Help! My Pole Barn Has Frost Heave

Help! My Pole Barn Has Frost Heave

Reader DAVID in MINNESOTA writes:

“I looked through many pages of your blog and found nothing yet that deals with my frost heave problem.

Bought lake property 8 years ago that had a 24 X 24 pole shed that was 5 years old. It has concrete floor with concrete on 3 sides of each 6 X 6 except pole by walk-in door which has concrete on all 4 sides. Poles every 8 feet except front (west) side which has 16′ garage door and walk-in door.

All poles are moving up except maybe corner pole in SE corner. They vary in movement from 1-5 inches. I dug down in one corner to see how deep the poles are in the ground and it was 56 down to what feels like a concrete pad at the bottom of the hole. The building is located is central Minnesota in a lakes region with sandy subsoil.

I am considering attaching 2 X 12s to the inside of the poles at the level they were initially at the top of the floor. Then cutting off the poles to lower the building and attaching some heavy angle iron to the 2 X 12s and the floor.

Another consideration is to try to jack up each pole so they are all level again and attach the angle irons to the poles and the floor and then deal with the doors.

The floor has not sunk (the electric service cable coming in pulled down on the breaker box and broke the main breaker) but the floor is in good condition.

Two of the poles would not be able to be dug down to the bottom as the septic tank is too close.

Your thoughts would be greatly appreciated.”

Mike the Pole Barn Guru writes:

In your property purchase you have inherited someone else’s lack of planning which has become your problem.
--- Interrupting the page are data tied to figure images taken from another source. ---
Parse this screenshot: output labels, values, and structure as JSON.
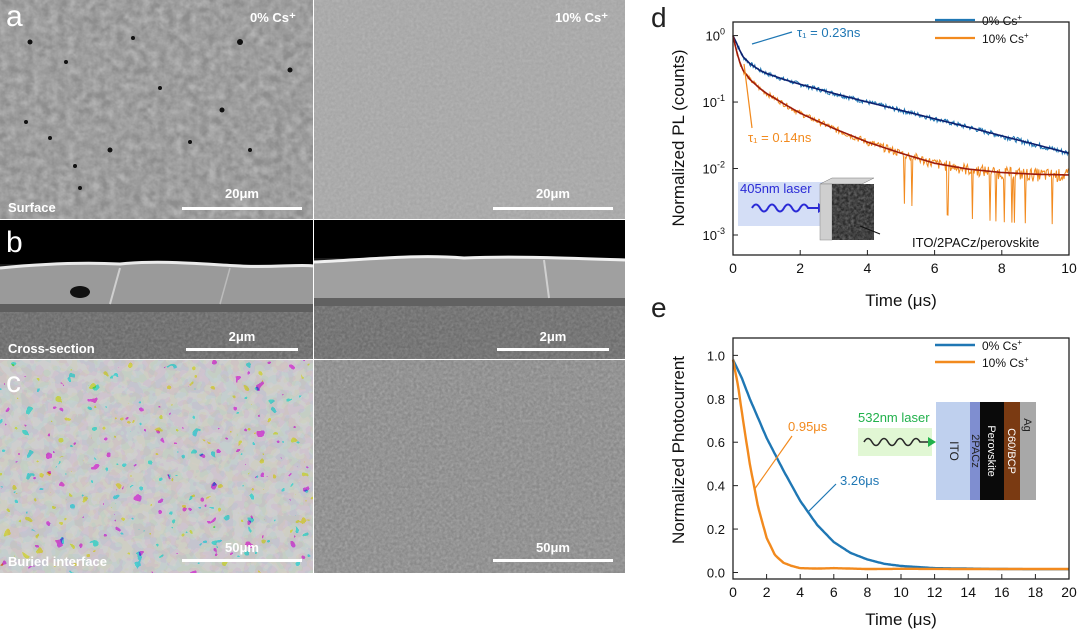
{
  "panels": {
    "a": {
      "label": "a",
      "tag": "Surface",
      "left_title": "0% Cs⁺",
      "right_title": "10% Cs⁺",
      "scale_left": "20μm",
      "scale_right": "20μm"
    },
    "b": {
      "label": "b",
      "tag": "Cross-section",
      "scale_left": "2μm",
      "scale_right": "2μm"
    },
    "c": {
      "label": "c",
      "tag": "Buried interface",
      "scale_left": "50μm",
      "scale_right": "50μm"
    },
    "d": {
      "label": "d"
    },
    "e": {
      "label": "e"
    }
  },
  "colors": {
    "blue": "#1f77b4",
    "orange": "#f28a1e",
    "dark_blue": "#0d1f6e",
    "dark_red": "#9c1b0c",
    "green": "#22b14c",
    "laser_blue": "#2a2ad6"
  },
  "chart_data": [
    {
      "id": "d",
      "type": "line",
      "title": "",
      "xlabel": "Time (μs)",
      "ylabel": "Normalized PL (counts)",
      "xlim": [
        0,
        10
      ],
      "ylim": [
        0.0005,
        1.6
      ],
      "yscale": "log",
      "xticks": [
        0,
        2,
        4,
        6,
        8,
        10
      ],
      "yticks": [
        {
          "value": 1,
          "mantissa": "10",
          "exp": "0"
        },
        {
          "value": 0.1,
          "mantissa": "10",
          "exp": "-1"
        },
        {
          "value": 0.01,
          "mantissa": "10",
          "exp": "-2"
        },
        {
          "value": 0.001,
          "mantissa": "10",
          "exp": "-3"
        }
      ],
      "legend": {
        "position": "top-right",
        "entries": [
          {
            "name": "0% Cs",
            "sup": "+"
          },
          {
            "name": "10% Cs",
            "sup": "+"
          }
        ]
      },
      "series": [
        {
          "name": "0% Cs+",
          "color": "#1f77b4",
          "fit_color": "#0d1f6e",
          "x": [
            0,
            0.1,
            0.2,
            0.3,
            0.5,
            0.8,
            1,
            1.5,
            2,
            3,
            4,
            5,
            6,
            7,
            8,
            9,
            10
          ],
          "values": [
            1.0,
            0.78,
            0.6,
            0.48,
            0.38,
            0.3,
            0.27,
            0.22,
            0.185,
            0.135,
            0.1,
            0.075,
            0.056,
            0.042,
            0.031,
            0.023,
            0.017
          ]
        },
        {
          "name": "10% Cs+",
          "color": "#f28a1e",
          "fit_color": "#9c1b0c",
          "x": [
            0,
            0.1,
            0.2,
            0.3,
            0.5,
            0.8,
            1,
            1.5,
            2,
            3,
            4,
            5,
            6,
            7,
            8,
            9,
            10
          ],
          "values": [
            1.0,
            0.6,
            0.4,
            0.3,
            0.22,
            0.16,
            0.135,
            0.095,
            0.068,
            0.04,
            0.025,
            0.017,
            0.012,
            0.0098,
            0.0087,
            0.0082,
            0.008
          ]
        }
      ],
      "annotations": [
        {
          "text": "τ₁ = 0.23ns",
          "color": "#1f77b4"
        },
        {
          "text": "τ₁ = 0.14ns",
          "color": "#f28a1e"
        },
        {
          "text": "405nm laser",
          "color": "#2a2ad6"
        },
        {
          "text": "ITO/2PACz/perovskite",
          "color": "#111111"
        }
      ]
    },
    {
      "id": "e",
      "type": "line",
      "title": "",
      "xlabel": "Time (μs)",
      "ylabel": "Normalized Photocurrent",
      "xlim": [
        0,
        20
      ],
      "ylim": [
        -0.03,
        1.08
      ],
      "xticks": [
        0,
        2,
        4,
        6,
        8,
        10,
        12,
        14,
        16,
        18,
        20
      ],
      "yticks": [
        0.0,
        0.2,
        0.4,
        0.6,
        0.8,
        1.0
      ],
      "legend": {
        "position": "top-right",
        "entries": [
          {
            "name": "0% Cs",
            "sup": "+"
          },
          {
            "name": "10% Cs",
            "sup": "+"
          }
        ]
      },
      "series": [
        {
          "name": "0% Cs+",
          "color": "#1f77b4",
          "x": [
            0,
            0.5,
            1,
            2,
            3,
            4,
            5,
            6,
            7,
            8,
            9,
            10,
            11,
            12,
            14,
            16,
            18,
            20
          ],
          "values": [
            0.98,
            0.9,
            0.8,
            0.62,
            0.47,
            0.33,
            0.22,
            0.14,
            0.09,
            0.06,
            0.04,
            0.03,
            0.025,
            0.02,
            0.018,
            0.016,
            0.015,
            0.015
          ]
        },
        {
          "name": "10% Cs+",
          "color": "#f28a1e",
          "x": [
            0,
            0.3,
            0.6,
            1,
            1.5,
            2,
            2.5,
            3,
            3.5,
            4,
            5,
            6,
            8,
            10,
            14,
            20
          ],
          "values": [
            0.98,
            0.86,
            0.7,
            0.5,
            0.3,
            0.16,
            0.08,
            0.045,
            0.03,
            0.02,
            0.018,
            0.02,
            0.016,
            0.017,
            0.016,
            0.016
          ]
        }
      ],
      "annotations": [
        {
          "text": "0.95μs",
          "color": "#f28a1e"
        },
        {
          "text": "3.26μs",
          "color": "#1f77b4"
        },
        {
          "text": "532nm laser",
          "color": "#22b14c"
        }
      ],
      "device_layers": [
        "ITO",
        "2PACz",
        "Perovskite",
        "C60/BCP",
        "Ag"
      ]
    }
  ]
}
The great majority of frost heave potential can initially be solved by proper site preparation – and your building is fairly obviously not on a properly prepared site.

Cutting off the poles and lowering the building is probably not going to be a fix and is going to add even more problems. You will now no longer have proper transfer of downward loads to the footing pads and to prevent settling would require any brackets to be able to spread the loads out over a large surface of your concrete slab – with the strong potential for your slab to be cracked by them. Provided you were able to adequately distribute the loads, you also have the issues of uplift and overturning to overcome and your probably four inch thick concrete floor is possibly not adequate to withstand any of these forces.
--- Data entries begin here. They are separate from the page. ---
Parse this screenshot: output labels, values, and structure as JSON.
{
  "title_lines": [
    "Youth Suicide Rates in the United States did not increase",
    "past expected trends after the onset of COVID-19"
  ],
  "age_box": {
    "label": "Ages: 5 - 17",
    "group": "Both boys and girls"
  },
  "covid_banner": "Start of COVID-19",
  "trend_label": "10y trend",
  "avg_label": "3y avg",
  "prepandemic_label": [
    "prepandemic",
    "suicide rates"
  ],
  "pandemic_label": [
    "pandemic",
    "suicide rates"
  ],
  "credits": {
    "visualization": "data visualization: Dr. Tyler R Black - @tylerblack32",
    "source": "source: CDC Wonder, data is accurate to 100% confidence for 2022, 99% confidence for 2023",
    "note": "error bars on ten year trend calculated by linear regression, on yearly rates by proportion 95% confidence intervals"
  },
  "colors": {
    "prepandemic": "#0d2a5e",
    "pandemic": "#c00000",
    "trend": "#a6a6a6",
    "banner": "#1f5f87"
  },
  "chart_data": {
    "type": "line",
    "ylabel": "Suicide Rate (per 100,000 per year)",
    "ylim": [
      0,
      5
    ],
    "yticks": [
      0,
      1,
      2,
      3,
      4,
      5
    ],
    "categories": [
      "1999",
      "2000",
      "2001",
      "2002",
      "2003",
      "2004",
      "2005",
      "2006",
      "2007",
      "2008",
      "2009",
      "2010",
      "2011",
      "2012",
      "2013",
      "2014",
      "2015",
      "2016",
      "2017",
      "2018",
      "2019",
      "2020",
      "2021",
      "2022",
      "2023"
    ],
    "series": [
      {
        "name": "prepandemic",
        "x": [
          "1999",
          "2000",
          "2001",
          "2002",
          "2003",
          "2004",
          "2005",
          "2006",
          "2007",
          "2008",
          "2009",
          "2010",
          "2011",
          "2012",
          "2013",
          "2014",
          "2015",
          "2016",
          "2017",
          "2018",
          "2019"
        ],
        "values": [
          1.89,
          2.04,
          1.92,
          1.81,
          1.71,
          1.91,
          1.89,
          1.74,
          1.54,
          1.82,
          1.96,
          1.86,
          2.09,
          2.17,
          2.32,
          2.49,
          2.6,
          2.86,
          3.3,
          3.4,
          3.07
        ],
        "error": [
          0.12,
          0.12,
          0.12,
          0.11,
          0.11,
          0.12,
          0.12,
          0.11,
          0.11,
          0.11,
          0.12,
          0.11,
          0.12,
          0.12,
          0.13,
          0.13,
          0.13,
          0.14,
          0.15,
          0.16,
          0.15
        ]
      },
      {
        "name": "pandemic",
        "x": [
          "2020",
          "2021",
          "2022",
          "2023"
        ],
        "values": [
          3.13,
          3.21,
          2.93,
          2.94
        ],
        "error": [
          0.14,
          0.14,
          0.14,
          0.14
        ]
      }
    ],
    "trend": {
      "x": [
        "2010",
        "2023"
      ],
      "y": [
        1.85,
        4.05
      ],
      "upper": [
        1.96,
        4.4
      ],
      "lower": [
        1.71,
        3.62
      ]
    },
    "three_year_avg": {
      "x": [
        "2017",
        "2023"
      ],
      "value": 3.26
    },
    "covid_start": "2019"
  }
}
In all likelihood the answer probably lies in getting the water out from under your building – which may involve some sort of trenching around the perimeter. Your septic system being so close to your building is probably adding to the problem (this is part of why Planning and Building Departments require buildings to be set back from septic systems).

Obviously you are asking for some expert advice, which could save your building. Due to the factors involved in your particular site – I am going to recommend you hire a registered professional engineer who specializes in soils to come to your site and do a thorough analysis of the situation. He or she should be able to design a fix for your challenge – however (just a warning) the solution could be more expensive than the building is worth.

Sadly, it could be the best solution may be to properly prepare an adjacent site, take the building apart and reassemble it on the better location.

6 thoughts on “Help! My Pole Barn Has Frost Heave

  1. I have the same situation. I was thinking of lowering the building and doing better soil preparation around the building to even perhaps adding a lean-to to push rain and snow further away.

    1. Unless you actually need a lean-to…..install a French Drain to keep water out from under your building. If you do not have gutters add them, making sure downspouts have extensions so runoff is eight to 10 feet away from building. Slope ground away from building at 5% or more.

  2. How about burying 2″ high density foam 2-3′ underground covered with heavy mil black plastic attached to the building. Then add course rock to the plastic, and cover with landscape plastic. This might help with the frost going down to deep and controlling water running off and around the building.

  3. I wonder if it would help to have a good 6-12 inch layer of gravel beneath the concrete pads that the poles rest on, coupled with a simple french drain that leads water out and away for each pole. Could probably be done one pole at a time (jack, cut pole to size, remove concrete pad, fill gravel, put pad back, let pole rest on pad). Sometimes I wonder if poles need to be that much below ground for structures that don’t risk being swayed away by strong winds as opposed to say fences. I found this video on frost/heave very informative (shows how concrete/stone can actually be the issue!) –

    1. admin Post author

      The column depth plays into several points – resisting uplift (being sucked out of the ground), overturning (sidesway) as well as settling and frost heave. Preventing frost heave is a function of keeping water out from underneath the building (or columns) where it can freeze and lift the building (or portions of it). French drains would certainly help.